Intervention de Johann Bihr

Réunion du 24 novembre 2016 à 10h30
Mission d'information sur les relations politiques et économiques entre la france et l'azerbaïdjan au regard des objectifs français de développement de la paix et de la démocratie au sud caucase

Johann Bihr, responsable du bureau Europe de l'Est et Asie centrale, et de Mme Emma Lavigne, chargée de recherche Europe et Asie centrale, de Reporters sans frontières :

En effet, le cas de Rasim Aliev est assez particulier dans la mesure où ses agresseurs directs – le footballeur et des membres de sa famille – ont été condamnés. C'est un fait rare, et donc à noter, puisque la règle générale est plutôt l'impunité pour les auteurs de violences contre les journalistes.

En 2005, aucune enquête crédible n'a été diligentée quand Elmar Huseynov, rédacteur en chef de Monitor, le principal journal indépendant de l'époque, a été tué. Même chose dans le cas de Rafiq Tagi, dont on a célébré hier le cinquième anniversaire de la mort. Journaliste laïc, critique notamment à l'égard du régime iranien, il a été poignardé à Bakou en 2011.

Un fait intrigant relie Rasim Aliev à Rafiq Tagi : ils ont tous les deux fait l'objet de négligences médicales graves avant de succomber à l'hôpital – le même – où ils avaient été admis. Ni l'un ni l'autre n'était dans un état désespéré à son arrivée ; tous les deux ont commencé par aller mieux avant de décéder brutalement. Rafiq Tagi avait même accordé plusieurs interviews à la presse sur son lit d'hôpital et avait quitté l'unité de soins intensifs. A priori, son état était satisfaisant lorsque, brutalement, il est mort d'une hémorragie interne.

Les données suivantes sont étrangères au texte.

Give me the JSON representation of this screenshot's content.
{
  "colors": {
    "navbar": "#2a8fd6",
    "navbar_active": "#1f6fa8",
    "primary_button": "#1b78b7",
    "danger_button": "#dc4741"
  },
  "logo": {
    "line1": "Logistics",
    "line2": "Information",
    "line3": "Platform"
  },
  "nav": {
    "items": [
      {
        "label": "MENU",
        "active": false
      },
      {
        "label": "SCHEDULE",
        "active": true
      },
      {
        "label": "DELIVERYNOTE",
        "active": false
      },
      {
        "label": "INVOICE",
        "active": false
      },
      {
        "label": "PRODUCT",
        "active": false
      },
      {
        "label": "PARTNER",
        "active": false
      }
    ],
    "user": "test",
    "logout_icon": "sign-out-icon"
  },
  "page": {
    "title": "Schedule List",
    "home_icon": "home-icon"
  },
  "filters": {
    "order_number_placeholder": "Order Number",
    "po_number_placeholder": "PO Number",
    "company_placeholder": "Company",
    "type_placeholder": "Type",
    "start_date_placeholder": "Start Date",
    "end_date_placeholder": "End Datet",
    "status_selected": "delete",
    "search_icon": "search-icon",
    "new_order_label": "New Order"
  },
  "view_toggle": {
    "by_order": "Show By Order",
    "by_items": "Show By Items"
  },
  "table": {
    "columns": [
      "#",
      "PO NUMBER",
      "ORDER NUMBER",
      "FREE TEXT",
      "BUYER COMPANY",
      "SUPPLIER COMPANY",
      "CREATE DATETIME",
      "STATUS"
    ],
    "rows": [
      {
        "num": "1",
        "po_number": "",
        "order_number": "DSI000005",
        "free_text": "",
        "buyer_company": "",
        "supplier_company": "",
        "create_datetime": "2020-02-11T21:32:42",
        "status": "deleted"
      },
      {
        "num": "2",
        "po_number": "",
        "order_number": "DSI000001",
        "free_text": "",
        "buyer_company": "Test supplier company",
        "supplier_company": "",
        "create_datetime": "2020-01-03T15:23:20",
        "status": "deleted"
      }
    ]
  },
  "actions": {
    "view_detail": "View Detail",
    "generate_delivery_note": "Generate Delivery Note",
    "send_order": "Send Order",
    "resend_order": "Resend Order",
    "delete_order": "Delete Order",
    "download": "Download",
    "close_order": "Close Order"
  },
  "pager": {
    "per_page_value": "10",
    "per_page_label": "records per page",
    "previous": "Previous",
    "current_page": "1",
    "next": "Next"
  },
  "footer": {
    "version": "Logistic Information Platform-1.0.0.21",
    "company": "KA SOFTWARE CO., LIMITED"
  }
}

Rasim Aliev est également mort d'une hémorragie interne. Si ses agresseurs directs ont été emprisonnés, il subsiste des zones d'ombre, notamment sur ce qui s'est passé dans cet hôpital. Alors que Rasim Aliev avait été roué de coups, le médecin qui l'a examiné n'a pas diagnostiqué de déplacement de côte. Or c'est une côte déplacée qui a percé des organes et causé l'hémorragie. C'est une négligence étonnante.

Rasim Aliev était très engagé au sein de notre organisation partenaire en Azerbaïdjan, l'Institute for reporters' freedom and safety (IRFS). Comme toutes les autres organisations de soutien des médias, l'IRFS a été fermé durant l'été 2014 sur la base d'accusations concernant son financement, et en application de lois, directement inspirées de la législation russe, qui entravent les activités des ONG. Lorsque, en août 2014, un mandat d'arrêt avait été lancé contre lui, le directeur de l'IRFS, Emin Huseynov, s'était caché chez Rasim Aliev, puis s'était réfugié à l'ambassade de Suisse où, les autorités azerbaïdjanaises étant au courant de sa présence, il était resté bloqué pendant près de un an, avant d'être exfiltré l'été dernier par les autorités helvétiques.

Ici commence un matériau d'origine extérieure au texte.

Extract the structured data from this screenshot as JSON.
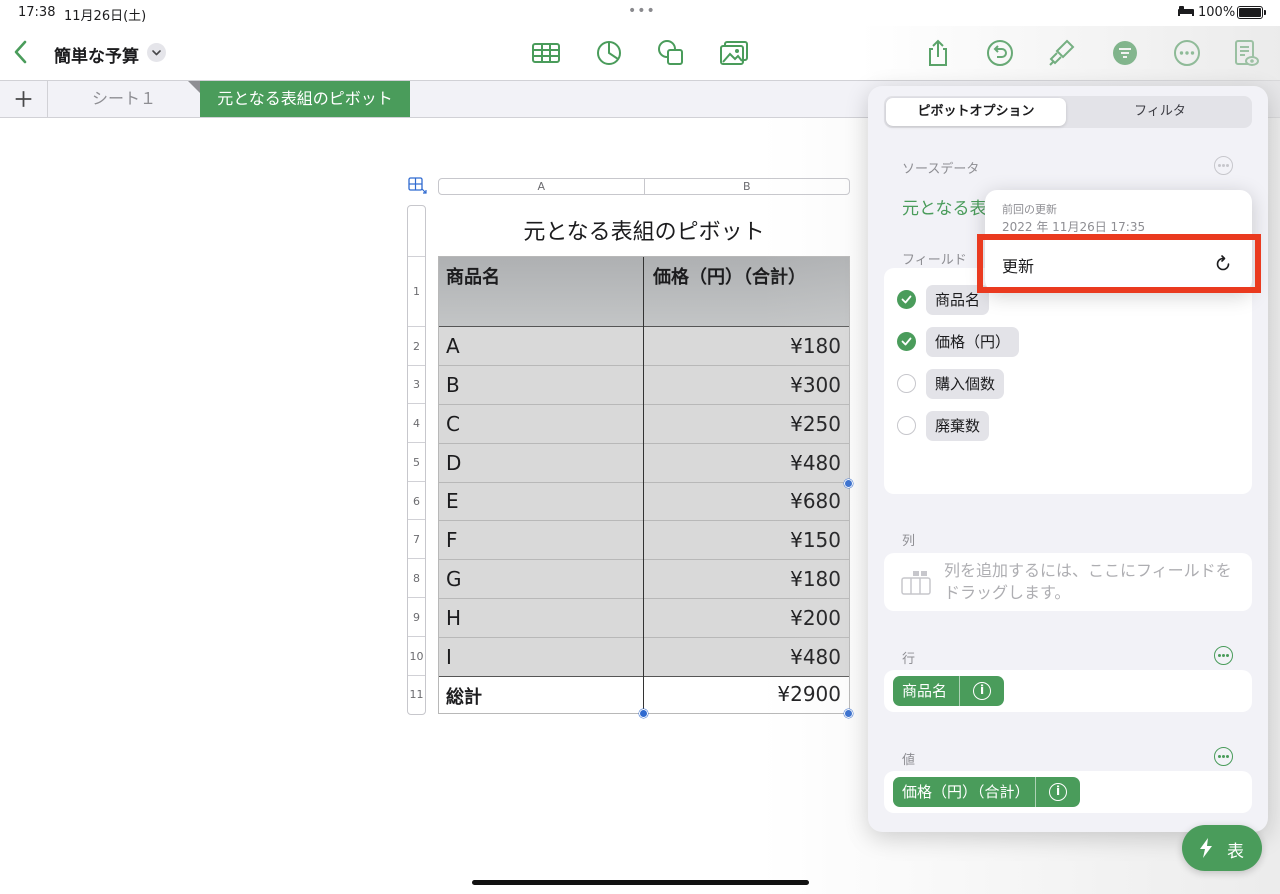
{
  "status_bar": {
    "time": "17:38",
    "date": "11月26日(土)",
    "battery": "100%"
  },
  "toolbar": {
    "document_title": "簡単な予算",
    "icons": [
      "table-icon",
      "chart-icon",
      "shape-icon",
      "media-icon",
      "share-icon",
      "undo-icon",
      "format-brush-icon",
      "organize-icon",
      "more-icon",
      "reader-view-icon"
    ],
    "accent_color": "#4a9c5b"
  },
  "sheet_tabs": {
    "items": [
      "シート１",
      "元となる表組のピボット"
    ],
    "active_index": 1
  },
  "sheet": {
    "column_headers": [
      "A",
      "B"
    ],
    "row_numbers": [
      "1",
      "2",
      "3",
      "4",
      "5",
      "6",
      "7",
      "8",
      "9",
      "10",
      "11"
    ],
    "table_title": "元となる表組のピボット",
    "header": [
      "商品名",
      "価格（円）（合計）"
    ],
    "rows": [
      {
        "name": "A",
        "price": "¥180"
      },
      {
        "name": "B",
        "price": "¥300"
      },
      {
        "name": "C",
        "price": "¥250"
      },
      {
        "name": "D",
        "price": "¥480"
      },
      {
        "name": "E",
        "price": "¥680"
      },
      {
        "name": "F",
        "price": "¥150"
      },
      {
        "name": "G",
        "price": "¥180"
      },
      {
        "name": "H",
        "price": "¥200"
      },
      {
        "name": "I",
        "price": "¥480"
      }
    ],
    "total_row": {
      "name": "総計",
      "price": "¥2900"
    }
  },
  "pivot_panel": {
    "tabs": [
      "ピボットオプション",
      "フィルタ"
    ],
    "active_tab": 0,
    "source_data_label": "ソースデータ",
    "source_data_value": "元となる表",
    "fields_label": "フィールド",
    "fields": [
      {
        "name": "商品名",
        "checked": true
      },
      {
        "name": "価格（円）",
        "checked": true
      },
      {
        "name": "購入個数",
        "checked": false
      },
      {
        "name": "廃棄数",
        "checked": false
      }
    ],
    "columns_label": "列",
    "columns_placeholder": "列を追加するには、ここにフィールドをドラッグします。",
    "rows_label": "行",
    "rows_fields": [
      "商品名"
    ],
    "values_label": "値",
    "values_fields": [
      "価格（円）（合計）"
    ]
  },
  "refresh_popover": {
    "last_updated_label": "前回の更新",
    "last_updated_value": "2022 年 11月26日 17:35",
    "refresh_label": "更新",
    "highlight_color": "#ea3a1f"
  },
  "quick_button": {
    "label": "表"
  }
}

Des doutes subsistent sur les causes de sa mort. Les auteurs des coups en sont-ils les seuls responsables ? On n'en est pas certain, mais on ne peut rien affirmer. Les faits restent assez troublants. La condamnation du footballeur et de ses proches n'est pas totalement satisfaisante. En tout cas, elle ne doit pas gommer le fait que l'impunité est la règle en ce qui concerne les assassinats, agressions ou enlèvements de journalistes. Il arrive en effet que des journalistes soient enlevés par les services de sécurité. Seymour Khazi, qui est actuellement emprisonné, a été enlevé en 2011 et on lui a fait subir un simulacre d'exécution. Alors qu'il couvrait les manifestations, il a été emmené dans une voiture où on lui a mis un sac sur la tête et un pistolet sur la tempe. Pendant toute la journée, on lui a dit qu'il devait arrêter de faire ce qu'il faisait. Il a finalement été relâché le soir, au bord d'une route.

Quant au moratoire sur la diffamation, il date de 2005 et n'a plus aucune portée pratique. La persécution des journalistes prend désormais des formes plus fantaisistes que les attaques en diffamation.